Personal information
- Born: 21 December 2006 (age 19)

Sport
- Sport: Athletics
- Event: Long-distance running

Medal record
Men's athletics
Representing Kenya
World Road Running Championships
| Bronze medal – third place | 2026 Copenhagen | 5k mixed team |

= Charles Kiboino =

Kenyan athlete (born 2006)

	Charles Kiboino (born 21 December 2006) is a Kenya long distance runner.
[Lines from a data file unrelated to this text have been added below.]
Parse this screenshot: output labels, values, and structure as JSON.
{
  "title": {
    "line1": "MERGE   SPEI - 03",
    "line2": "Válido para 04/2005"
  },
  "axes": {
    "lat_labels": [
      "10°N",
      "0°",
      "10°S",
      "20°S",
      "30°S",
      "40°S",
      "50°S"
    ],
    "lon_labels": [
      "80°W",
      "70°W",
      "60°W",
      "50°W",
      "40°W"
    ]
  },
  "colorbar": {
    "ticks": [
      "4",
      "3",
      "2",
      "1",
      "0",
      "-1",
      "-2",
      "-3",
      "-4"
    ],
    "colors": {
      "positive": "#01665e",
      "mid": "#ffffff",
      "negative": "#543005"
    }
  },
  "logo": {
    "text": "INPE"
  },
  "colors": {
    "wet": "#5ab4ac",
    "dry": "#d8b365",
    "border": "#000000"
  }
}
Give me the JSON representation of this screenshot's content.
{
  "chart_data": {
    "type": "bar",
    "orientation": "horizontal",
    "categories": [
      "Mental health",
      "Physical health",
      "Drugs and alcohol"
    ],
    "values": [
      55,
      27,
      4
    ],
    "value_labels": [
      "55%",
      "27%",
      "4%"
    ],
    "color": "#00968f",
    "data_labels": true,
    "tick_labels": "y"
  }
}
He won the Kenyan Championships over 10,000 metres in 2026.

==Biography==
Kiboino finished in third place in the men's 10,000 metres race at the 2026 Kip Keino Classic in 28:37.81. He ran a time of 27:22.80 at the Emil Zátopek Memorial in Czechia on 15 June, finishing third in the 10,000 metres, and a time 28:21.52 for 10,000 metres at the Kenyan Championships and trials for the Commonwealth Games on 19 June 2026. He was named for his Diamond League debut at the 2026 Athletissima in Lausanne on 21 August, placing fifteenth over 5000 metres. He was selected to represent Kenya in the 5k at the World Athletics Road Running Championships on 19 September 2026 in Copenhagen, winning the bronze medal in the mixed team event alongside Caroline Gitonga, Caroline Nyaga and Mathew Kipchumba Kipsang.